0

I've applied predictive modelling on the logistic regression model on my Training data consisting of 4796 rows and then used it to predict probabilities on my testing data of 29597 variables and used the following commands to use this:

model=glm(Training_Data_BSAD$DelayFlag~Training_Data_BSAD$amount_in_local_currency,family=binomial()) 

predictTrain=predict(model, Testing_Data_BSID, type="response")

Warning message: 'newdata' had 29597 rows but variables found have 4796 rows

Both my training and testing datasets have 98 variables each with same column names.

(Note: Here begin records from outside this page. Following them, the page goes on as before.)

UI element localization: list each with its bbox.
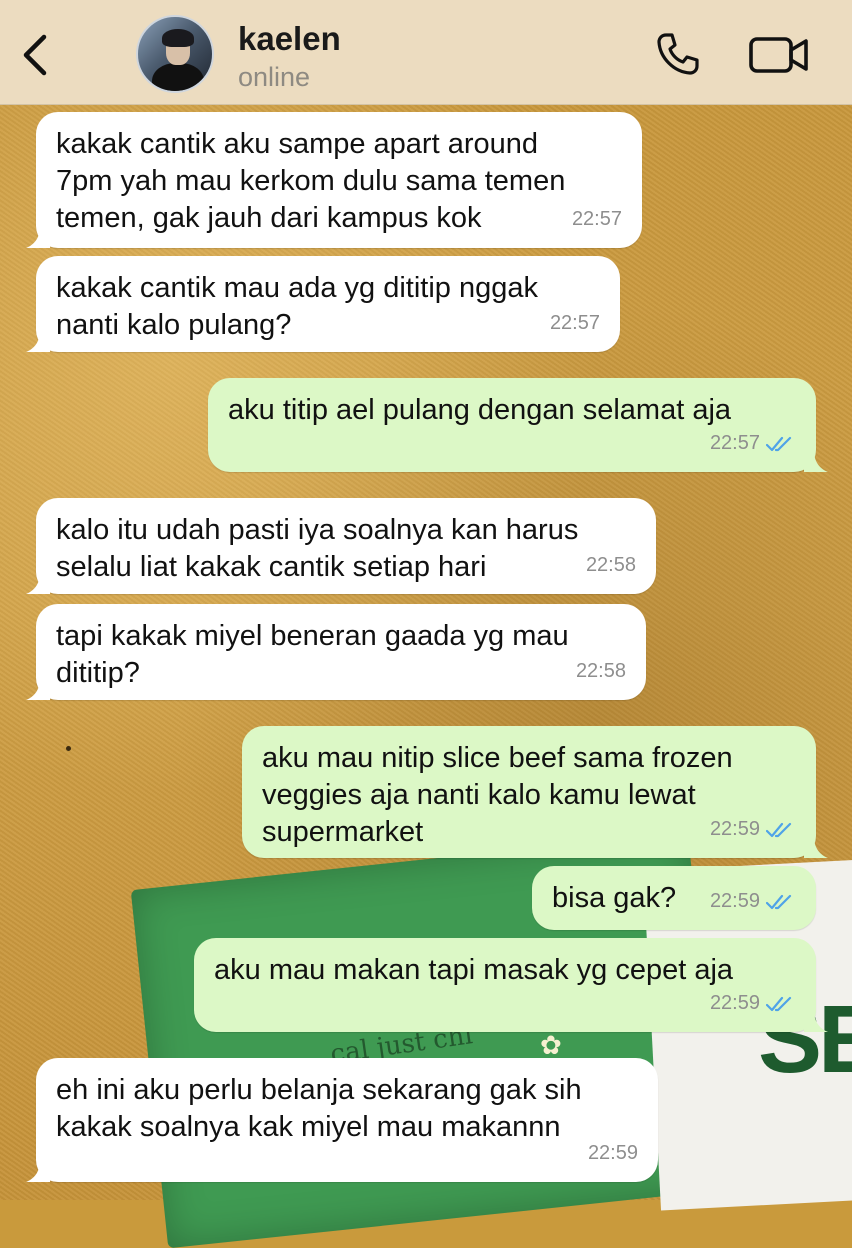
bubble-tail — [26, 330, 50, 352]
message-text: kakak cantik mau ada yg dititip nggak na… — [56, 272, 538, 341]
message-text: aku mau makan tapi masak yg cepet aja — [214, 954, 734, 986]
bubble-tail — [804, 836, 828, 858]
message-text: aku titip ael pulang dengan selamat aja — [228, 394, 732, 426]
message-time: 22:59 — [587, 1142, 638, 1164]
video-camera-icon[interactable] — [748, 34, 810, 76]
message-time: 22:57 — [709, 432, 760, 454]
message-text: eh ini aku perlu belanja sekarang gak si… — [56, 1074, 582, 1143]
message-time: 22:57 — [549, 312, 600, 334]
bubble-tail — [804, 1010, 828, 1032]
wallpaper-flower-icon: ✿ — [540, 1030, 562, 1060]
message-outgoing[interactable]: aku titip ael pulang dengan selamat aja … — [208, 378, 828, 472]
bubble-tail — [804, 450, 828, 472]
contact-avatar[interactable] — [136, 15, 214, 93]
read-receipt-icon — [766, 894, 792, 909]
read-receipt-icon — [766, 822, 792, 837]
bubble-tail — [26, 572, 50, 594]
chat-header: kaelen online — [0, 0, 852, 105]
wallpaper-dot — [66, 746, 71, 751]
message-outgoing[interactable]: aku mau makan tapi masak yg cepet aja 22… — [194, 938, 828, 1032]
message-text: kalo itu udah pasti iya soalnya kan haru… — [56, 514, 579, 583]
message-incoming[interactable]: tapi kakak miyel beneran gaada yg mau di… — [26, 604, 646, 700]
message-outgoing[interactable]: aku mau nitip slice beef sama frozen veg… — [242, 726, 828, 858]
bubble-tail — [26, 226, 50, 248]
message-time: 22:58 — [585, 554, 636, 576]
message-time: 22:59 — [709, 890, 760, 912]
bubble-tail — [26, 678, 50, 700]
message-time: 22:58 — [575, 660, 626, 682]
contact-name[interactable]: kaelen — [238, 20, 341, 58]
message-outgoing[interactable]: bisa gak? 22:59 — [532, 866, 816, 930]
message-time: 22:59 — [709, 992, 760, 1014]
read-receipt-icon — [766, 436, 792, 451]
message-text: kakak cantik aku sampe apart around 7pm … — [56, 128, 566, 234]
message-text: tapi kakak miyel beneran gaada yg mau di… — [56, 620, 569, 689]
message-time: 22:59 — [709, 818, 760, 840]
back-chevron-icon[interactable] — [20, 34, 50, 76]
bubble-tail — [26, 1160, 50, 1182]
message-incoming[interactable]: kakak cantik mau ada yg dititip nggak na… — [26, 256, 620, 352]
message-incoming[interactable]: kakak cantik aku sampe apart around 7pm … — [26, 112, 642, 248]
read-receipt-icon — [766, 996, 792, 1011]
message-incoming[interactable]: kalo itu udah pasti iya soalnya kan haru… — [26, 498, 656, 594]
message-incoming[interactable]: eh ini aku perlu belanja sekarang gak si… — [26, 1058, 658, 1182]
contact-status: online — [238, 62, 311, 92]
phone-icon[interactable] — [654, 30, 702, 78]
message-time: 22:57 — [571, 208, 622, 230]
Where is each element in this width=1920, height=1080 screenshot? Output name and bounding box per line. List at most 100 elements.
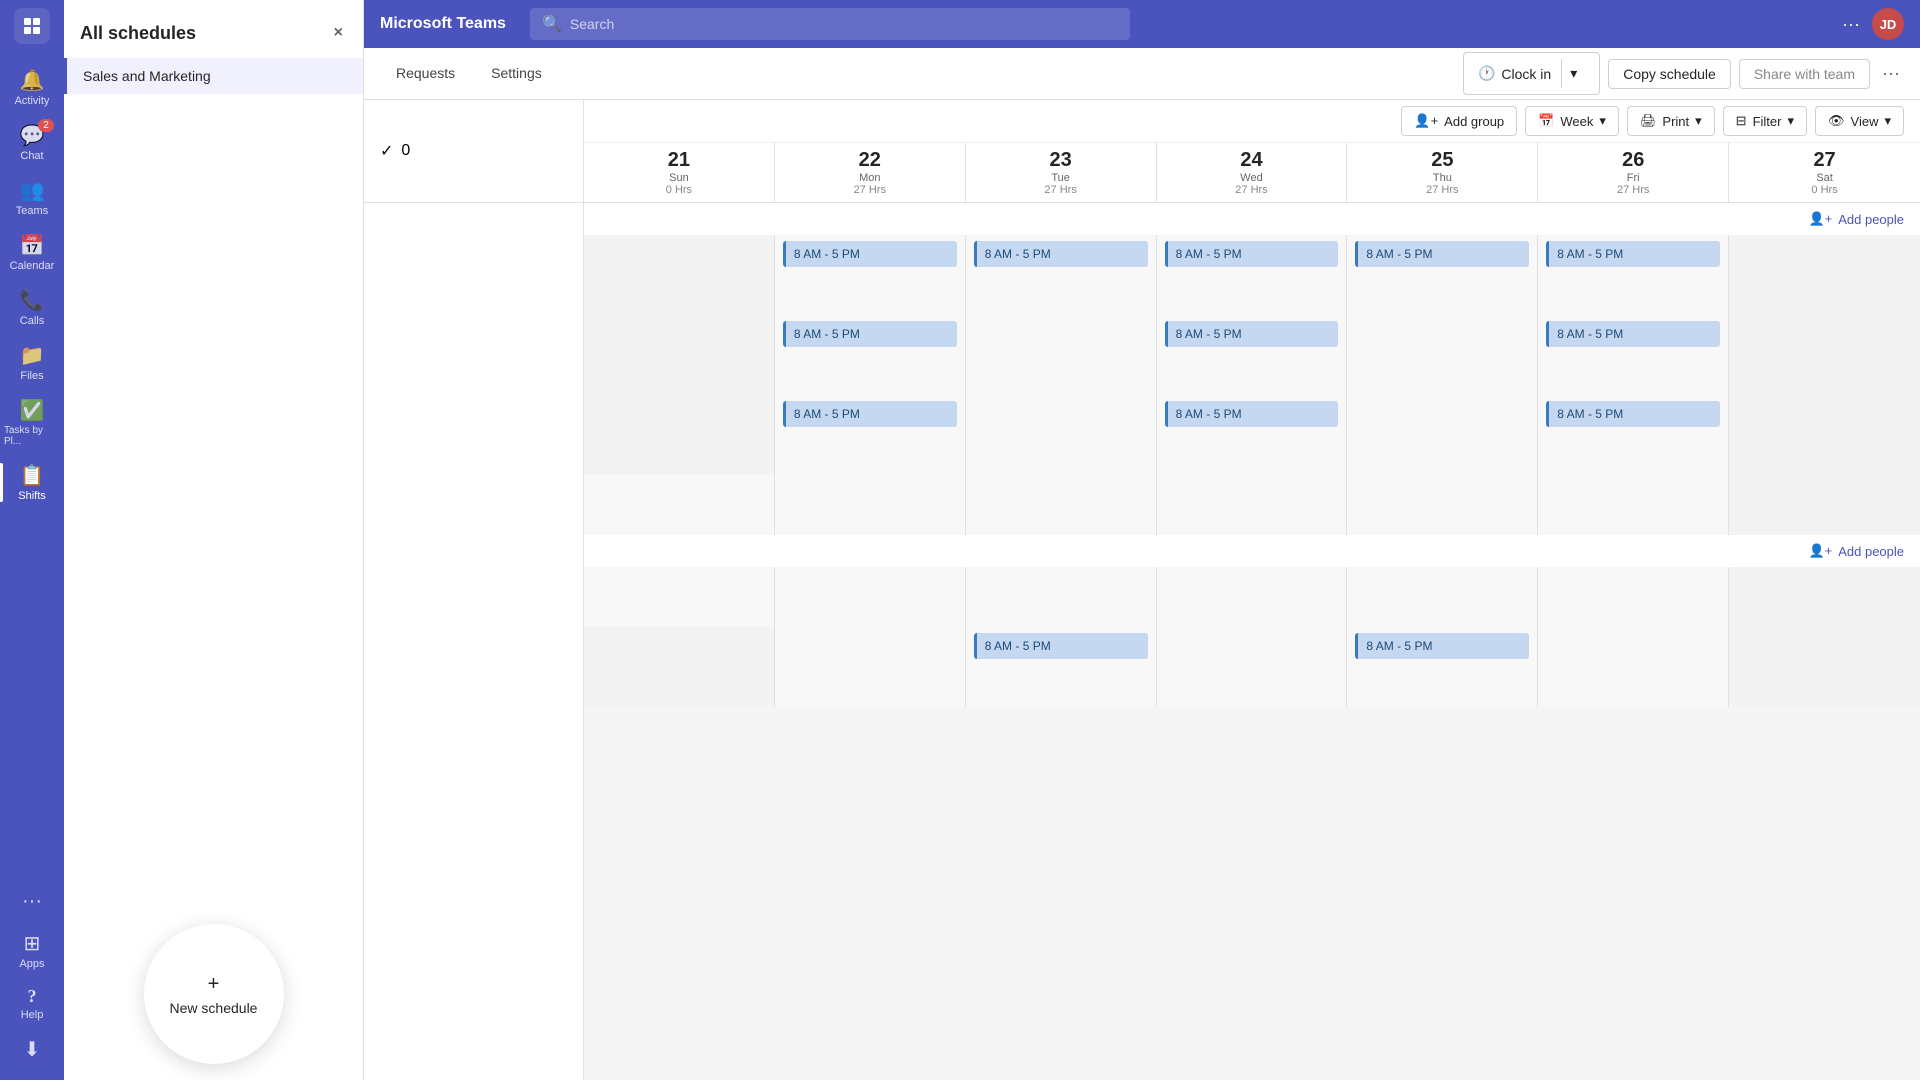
empty-row-2: [584, 567, 1920, 627]
sidebar-item-calls[interactable]: 📞 Calls: [0, 280, 64, 335]
sidebar-item-chat[interactable]: 2 💬 Chat: [0, 115, 64, 170]
empty-cell: [1729, 567, 1920, 627]
filter-button[interactable]: ⊟ Filter ▾: [1723, 106, 1807, 136]
schedule-cell-extra: [1157, 627, 1348, 707]
view-icon: 👁: [1828, 113, 1845, 129]
print-button[interactable]: 🖨 Print ▾: [1627, 106, 1715, 136]
day-number: 27: [1733, 149, 1916, 172]
sidebar-item-teams[interactable]: 👥 Teams: [0, 170, 64, 225]
schedule-cell: 8 AM - 5 PM: [1157, 315, 1348, 395]
tab-requests[interactable]: Requests: [380, 57, 471, 91]
day-hrs: 0 Hrs: [588, 184, 770, 196]
shift-block[interactable]: 8 AM - 5 PM: [1355, 633, 1529, 659]
sidebar-item-label: Files: [20, 370, 43, 382]
day-name: Sun: [588, 172, 770, 184]
nav-more[interactable]: ···: [0, 882, 64, 923]
sidebar-item-label: Activity: [15, 95, 50, 107]
add-group-label: Add group: [1444, 114, 1504, 129]
schedule-cell: [966, 395, 1157, 475]
shift-row-2: 8 AM - 5 PM 8 AM - 5 PM 8 AM - 5 PM: [584, 395, 1920, 475]
schedule-cell: [1347, 395, 1538, 475]
schedule-cell: 8 AM - 5 PM: [775, 235, 966, 315]
shift-row-1: 8 AM - 5 PM 8 AM - 5 PM 8 AM - 5 PM: [584, 315, 1920, 395]
week-selector[interactable]: 📅 Week ▾: [1525, 106, 1619, 136]
shift-block[interactable]: 8 AM - 5 PM: [783, 241, 957, 267]
shift-rows-1: 8 AM - 5 PM8 AM - 5 PM8 AM - 5 PM8 AM - …: [584, 235, 1920, 475]
schedule-cell: 8 AM - 5 PM: [1157, 395, 1348, 475]
add-people-button-2[interactable]: 👤+ Add people: [1808, 543, 1904, 559]
schedule-cell: [1729, 395, 1920, 475]
shift-block[interactable]: 8 AM - 5 PM: [783, 401, 957, 427]
sidebar-close-button[interactable]: ×: [330, 20, 347, 46]
view-button[interactable]: 👁 View ▾: [1815, 106, 1904, 136]
day-number: 21: [588, 149, 770, 172]
clock-in-button[interactable]: 🕐 Clock in ▾: [1463, 52, 1600, 95]
add-group-button[interactable]: 👤+ Add group: [1401, 106, 1517, 136]
avatar[interactable]: JD: [1872, 8, 1904, 40]
shift-block[interactable]: 8 AM - 5 PM: [1546, 241, 1720, 267]
sidebar-item-label: Shifts: [18, 490, 46, 502]
shift-block[interactable]: 8 AM - 5 PM: [1546, 401, 1720, 427]
empty-cell: [1347, 475, 1538, 535]
search-input[interactable]: [570, 16, 1118, 32]
day-hrs: 27 Hrs: [1351, 184, 1533, 196]
sidebar-title: All schedules: [80, 23, 196, 44]
tab-settings[interactable]: Settings: [475, 57, 558, 91]
top-bar-more-icon[interactable]: ···: [1842, 14, 1860, 35]
print-icon: 🖨: [1640, 113, 1657, 129]
sidebar-item-apps[interactable]: ⊞ Apps: [0, 923, 64, 978]
sidebar-item-label: Teams: [16, 205, 48, 217]
day-hrs: 27 Hrs: [1542, 184, 1724, 196]
calendar-top-left: ✓ 0: [364, 100, 584, 202]
shift-block[interactable]: 8 AM - 5 PM: [1165, 401, 1339, 427]
shift-block[interactable]: 8 AM - 5 PM: [974, 633, 1148, 659]
empty-cell: [584, 475, 775, 535]
shift-block[interactable]: 8 AM - 5 PM: [1355, 241, 1529, 267]
day-number: 24: [1161, 149, 1343, 172]
new-schedule-button[interactable]: + New schedule: [144, 924, 284, 1064]
sidebar-item-label: Chat: [20, 150, 43, 162]
sidebar-item-help[interactable]: ? Help: [0, 978, 64, 1029]
schedule-cell: [584, 315, 775, 395]
schedule-cell: [1729, 235, 1920, 315]
sidebar-item-activity[interactable]: 🔔 Activity: [0, 60, 64, 115]
schedule-cell: [966, 315, 1157, 395]
empty-cell: [966, 475, 1157, 535]
toolbar-more-icon[interactable]: ···: [1878, 59, 1904, 88]
add-people-button-1[interactable]: 👤+ Add people: [1808, 211, 1904, 227]
sidebar-item-shifts[interactable]: 📋 Shifts: [0, 455, 64, 510]
day-number: 26: [1542, 149, 1724, 172]
shift-rows-2: 8 AM - 5 PM 8 AM - 5 PM: [584, 627, 1920, 707]
shift-block[interactable]: 8 AM - 5 PM: [1165, 321, 1339, 347]
activity-icon: 🔔: [20, 68, 45, 93]
day-number: 22: [779, 149, 961, 172]
search-bar[interactable]: 🔍: [530, 8, 1130, 40]
sidebar-item-download[interactable]: ⬇: [0, 1029, 64, 1072]
day-name: Mon: [779, 172, 961, 184]
shift-block[interactable]: 8 AM - 5 PM: [1546, 321, 1720, 347]
schedule-cell-extra: [775, 627, 966, 707]
add-people-label-1: Add people: [1838, 212, 1904, 227]
copy-schedule-button[interactable]: Copy schedule: [1608, 59, 1731, 89]
check-count: 0: [401, 142, 410, 160]
sidebar-item-files[interactable]: 📁 Files: [0, 335, 64, 390]
shift-block[interactable]: 8 AM - 5 PM: [783, 321, 957, 347]
clock-in-chevron-icon[interactable]: ▾: [1561, 59, 1585, 88]
empty-row: [584, 475, 1920, 535]
calendar-top-actions: 👤+ Add group 📅 Week ▾ 🖨 Print ▾ ⊟ Filter…: [584, 100, 1920, 143]
clock-icon: 🕐: [1478, 65, 1495, 82]
empty-cell: [1157, 475, 1348, 535]
plus-icon: +: [208, 973, 220, 996]
empty-cell: [1157, 567, 1348, 627]
shift-block[interactable]: 8 AM - 5 PM: [974, 241, 1148, 267]
share-team-button[interactable]: Share with team: [1739, 59, 1870, 89]
more-icon: ···: [22, 890, 42, 913]
schedule-cell: 8 AM - 5 PM: [1538, 395, 1729, 475]
sidebar-schedule-item[interactable]: Sales and Marketing: [64, 58, 363, 94]
day-name: Wed: [1161, 172, 1343, 184]
shift-block[interactable]: 8 AM - 5 PM: [1165, 241, 1339, 267]
sidebar-item-tasks[interactable]: ✅ Tasks by Pl...: [0, 390, 64, 455]
sidebar-item-calendar[interactable]: 📅 Calendar: [0, 225, 64, 280]
add-people-row-2: 👤+ Add people: [584, 535, 1920, 567]
app-logo[interactable]: [14, 8, 50, 44]
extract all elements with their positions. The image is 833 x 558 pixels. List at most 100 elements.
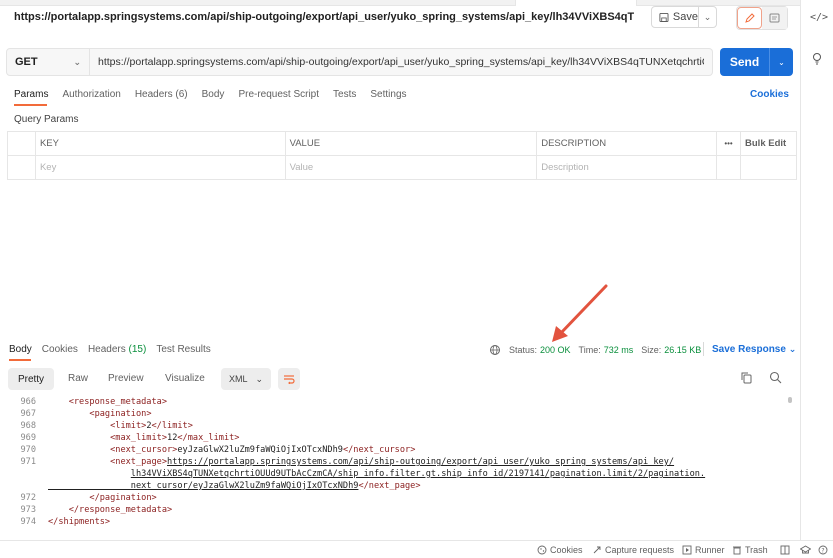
line-number: 966 (20, 397, 36, 407)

Can you suggest a way to improve this error and get predicted results for my testing data instead of training data? Any suggestion will be appreciated. Thank you.

eipi10
  • 91,525
  • 24
  • 209
  • 285
  • As discussed in the answer linked by @FlorianMaas, it's because you used the data frame name in the model formula (see linked answer for details). Instead do `glm(DelayFlag ~ amount_in_local_currency, family=binomial, data=Training_Data_BSAD)` – eipi10 Jul 17 '17 at 05:52
  • yes but I am not able to apply on my data. Still the same error. Can you show me how to do this? Thank you. – Kriti Shrivastava Jul 17 '17 at 05:53
  • Thanks but I tried- glm(DelayFlag ~ amount_in_local_currency, family=binomial, data=Training_Data_BSAD). Still the same error. – Kriti Shrivastava Jul 17 '17 at 05:57
  • Can you post a reproducible example? Add small samples of the training and testing data to your question by pasting in the output of `dput(training_sample)`, `dput(testing_sample)` (make sure you post sample data that give the same error as your full data). – eipi10 Jul 18 '17 at 14:38

0 Answers0